Para ti, greñuda encantadora.

 

La fidelidad es un mito increíble. Es la leyenda de El Dorado de las relaciones amorosas. Quizá ustedes piensen que cada quién habla como le va en la feria y muy probablemente tengan razón. Sin embargo, sin temor a generalizar de forma irresponsable, puedo asegurar que todos y cada uno de nosotros hemos tenido contacto con su espinosa contraparte: la infidelidad.

 

El problema –si es que deba entenderse como tal- quizá sea de índole biológico, de naturaleza meramente humana. Por ejemplo, existen especialistas como la doctora Katherine Gould, que afirma que las especies de animales monógamas como los delfines, que se conservan fieles toda su vida, tienen una característica peculiar: tanto machos como hembras guardan la misma proporción anatómica; su tamaño es exactamente el mismo. Sin embargo, entre los simios, que guardan más semejanza con los humanos, el macho siempre es de mayor tamaño que sus hembras y cuenta con una predisposición biológica a poseer un variado harem de compañeras sexuales. El género humano, como primos cercanos de esos primates, se ajusta como embadurnado en mantequilla a esta clasificación. Nosotros aparentamos ser monógamos motivados más por un orden moral que por naturaleza. Ustedes y yo sabemos que la realidad es muy distinta.

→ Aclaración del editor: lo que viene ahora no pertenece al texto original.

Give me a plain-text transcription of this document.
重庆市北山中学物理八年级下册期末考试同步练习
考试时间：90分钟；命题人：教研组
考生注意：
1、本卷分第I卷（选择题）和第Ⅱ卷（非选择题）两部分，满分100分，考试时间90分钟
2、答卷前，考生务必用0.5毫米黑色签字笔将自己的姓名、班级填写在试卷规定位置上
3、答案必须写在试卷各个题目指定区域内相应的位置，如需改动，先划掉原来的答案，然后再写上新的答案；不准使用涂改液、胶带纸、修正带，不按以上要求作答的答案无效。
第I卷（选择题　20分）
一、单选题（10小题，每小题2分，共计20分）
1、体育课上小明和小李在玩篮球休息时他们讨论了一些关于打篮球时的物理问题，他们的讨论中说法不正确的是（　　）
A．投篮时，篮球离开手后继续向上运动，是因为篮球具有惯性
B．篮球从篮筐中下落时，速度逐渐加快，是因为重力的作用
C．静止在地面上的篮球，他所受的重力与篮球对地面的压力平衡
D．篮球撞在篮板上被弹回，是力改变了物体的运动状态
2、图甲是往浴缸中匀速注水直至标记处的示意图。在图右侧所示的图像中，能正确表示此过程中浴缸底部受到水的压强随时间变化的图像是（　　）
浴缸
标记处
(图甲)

Cito a la doctora Gould: “Dentro de los primates se encuentran los seres humanos, quienes, según estudios, no están biológicamente condicionados para ser monógamos. Las opiniones están dividas respecto a si los humanos son monógamos por naturaleza y si la infidelidad sería inherente a su condición de primate”.

 

Mi ociosidad sin límites me llevó a encontrar en internet una investigación sueca que me dejó maravillada. Una turba de sesudos científicos han descubierto al gen causante de la infidelidad (tomen nota, canallas).

 

¿Predisposición genética, señor Alelo 334, o raciocinio mata instinto?

 

El Instituto Karolinska de Estocolmo mostró sus últimos hallazgos en torno a sus investigaciones del gen Alelo 334, que funge como catalizador biológico de una hormona llamada vasopresina, cuya tarea principal es controlar las correrías diuréticas de nuestro cuerpo y que al parecer, es la responsable de la infidelidad masculina (no dice nada de la femenina, así que a mí no me reclamen, pregúntenle a los suecos). No hay conclusiones contundentes al respecto, existen un sinfín de debates e investigaciones que siguen su curso mientras ustedes leen estas líneas. Ahora bien, las investigaciones en torno a la monogamia no terminan en el campo de la genética aplicada o la biología; también existen tesis en las que se trabajan en el campo de la sexología.

 

Los sexólogos defienden la versión de que los seres humanos vivimos sometidos por nuestro bagaje moral impuesto por nuestros antepasados, y ven la fidelidad occidental como producto de una condición cultural de control.

 

Según los sexólogos, los hombres y las mujeres sí son capaces de otorgarle a su vida el carácter casi extinto de la fidelidad ya que poseen, además de instintos,  las facultades intelectivas que nos diferencian de los animales. Aquí, obviamente, nos adentramos en los salvajes terrenos del raciocinio vs. instinto, terrenos invadidos por cruentas batallas en las que nadie ha ganado por knock-out. El debate se antoja eterno, ya que persiste desde nuestra aparición en esta tierra hasta el día de hoy.

 

¿Tradición, religión o condición?

 

Cada vez que en el universo resuena la frase “. .y te prometo ser fiel cada día de tu vida hasta que la muerte nos separe”, un hipopótamo enano de Liberia alcanza la extinción definitiva para no ser visto nunca jamás.

 

Lo que me lleva a preguntarme de manera metódica, contundente y sin eufemismos: ¿entonces, para qué nos hacemos pendejos?

 

Exactamente ¿qué es lo que en nuestra estructura social nos obliga a exigir fidelidad hasta que la muerte nos separe a sabiendas que existen probabilidades altísimas de ver rota esta promesa a las primeras de cambio? La fidelidad debe ser probablemente el precepto moral más violado en la historia de las relaciones humanas. Lo curioso es que, aunque todos nos hemos visto afectados por su incumplimiento, seguimos siendo su rehén. ¡Que Freud nos asista!

 

La infidelidad como concepto del engaño y el amor como verdugo

 

Les voy a contar una película y una historia que guardan un curioso paralelismo.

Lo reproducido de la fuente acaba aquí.